Now more than ever, this year’s World AIDS Day marks unprecedented progress toward ending HIV/AIDS and providing proof that investments in research, treatment, and prevention are yielding lifesaving dividends. While there still remain significant challenges in achieving a world without AIDS, we now have roadmaps to get us there. This week, the U.S. Department of State released the “PEPFAR Blueprint: Creating an AIDS Free Generation,” and last year, the United Nations signed the 2011 Political Declaration on HIV/AIDS, which is a global strategy to achieve universal access to HIV prevention, treatment, and care by 2015. These documents are historic milestones and underscore that we are at a tipping point — the beginning of the end of AIDS — if we intensify efforts, work together, and commit the needed resources.

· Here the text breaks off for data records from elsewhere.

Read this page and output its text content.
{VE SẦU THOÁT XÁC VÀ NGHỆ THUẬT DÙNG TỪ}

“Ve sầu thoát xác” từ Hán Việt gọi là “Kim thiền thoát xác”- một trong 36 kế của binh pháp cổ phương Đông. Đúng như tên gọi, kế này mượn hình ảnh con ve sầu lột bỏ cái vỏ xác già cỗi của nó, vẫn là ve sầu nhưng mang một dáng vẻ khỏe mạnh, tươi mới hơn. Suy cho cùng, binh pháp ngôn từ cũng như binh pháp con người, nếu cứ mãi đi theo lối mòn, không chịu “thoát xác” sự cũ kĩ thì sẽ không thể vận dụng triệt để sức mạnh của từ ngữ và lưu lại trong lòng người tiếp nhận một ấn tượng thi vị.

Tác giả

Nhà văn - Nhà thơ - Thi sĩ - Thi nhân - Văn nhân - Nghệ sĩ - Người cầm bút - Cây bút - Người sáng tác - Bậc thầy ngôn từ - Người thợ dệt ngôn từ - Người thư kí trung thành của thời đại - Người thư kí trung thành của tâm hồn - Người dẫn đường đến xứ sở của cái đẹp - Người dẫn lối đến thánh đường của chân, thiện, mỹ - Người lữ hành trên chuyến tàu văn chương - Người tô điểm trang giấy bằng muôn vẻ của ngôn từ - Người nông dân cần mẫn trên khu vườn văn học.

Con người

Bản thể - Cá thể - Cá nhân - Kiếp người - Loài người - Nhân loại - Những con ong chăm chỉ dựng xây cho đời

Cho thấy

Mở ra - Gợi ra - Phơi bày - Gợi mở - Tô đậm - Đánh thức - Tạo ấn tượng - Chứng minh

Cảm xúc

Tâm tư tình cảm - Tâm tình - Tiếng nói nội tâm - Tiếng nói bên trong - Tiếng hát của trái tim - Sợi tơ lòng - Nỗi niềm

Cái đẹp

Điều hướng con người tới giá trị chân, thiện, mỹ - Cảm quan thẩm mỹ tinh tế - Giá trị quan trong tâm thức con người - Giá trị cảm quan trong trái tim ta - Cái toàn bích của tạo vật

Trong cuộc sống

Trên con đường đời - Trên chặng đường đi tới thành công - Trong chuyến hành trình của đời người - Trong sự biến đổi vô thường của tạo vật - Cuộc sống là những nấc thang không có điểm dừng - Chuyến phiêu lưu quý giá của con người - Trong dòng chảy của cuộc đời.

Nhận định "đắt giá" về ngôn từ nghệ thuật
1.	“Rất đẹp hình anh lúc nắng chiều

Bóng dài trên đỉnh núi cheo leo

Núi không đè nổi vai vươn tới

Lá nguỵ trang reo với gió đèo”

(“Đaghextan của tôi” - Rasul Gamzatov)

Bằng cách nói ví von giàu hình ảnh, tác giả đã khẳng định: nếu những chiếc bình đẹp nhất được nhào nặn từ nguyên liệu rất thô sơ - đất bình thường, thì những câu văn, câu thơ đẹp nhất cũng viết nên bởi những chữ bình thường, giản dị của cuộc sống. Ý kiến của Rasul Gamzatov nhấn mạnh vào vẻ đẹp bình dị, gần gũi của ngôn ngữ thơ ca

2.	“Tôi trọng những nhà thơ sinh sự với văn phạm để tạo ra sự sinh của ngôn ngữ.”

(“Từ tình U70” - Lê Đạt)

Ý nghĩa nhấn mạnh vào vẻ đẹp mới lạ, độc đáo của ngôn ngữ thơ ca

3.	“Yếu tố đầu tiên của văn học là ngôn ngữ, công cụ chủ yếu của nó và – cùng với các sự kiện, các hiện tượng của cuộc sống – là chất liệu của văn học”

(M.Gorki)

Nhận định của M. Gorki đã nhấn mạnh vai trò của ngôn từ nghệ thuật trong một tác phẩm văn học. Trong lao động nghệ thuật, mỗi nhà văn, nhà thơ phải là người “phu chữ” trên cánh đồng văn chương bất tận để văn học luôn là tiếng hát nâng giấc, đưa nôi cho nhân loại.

World AIDS Day, observed on the 1st of December every year, is dedicated to raising awareness of the AIDS pandemic caused by the spread of HIV infection.
AIDS has killed more than 25 million people between 1981 and 2007, and an estimated 33.2 million people worldwide live with HIV as of 2007, making it one of the most destructive epidemics in recorded history. Despite recent, improved access to antiretroviral treatment and care in many regions of the world, the AIDS epidemic claimed an estimated 2 million lives in 2007, of which about 270,000 were children.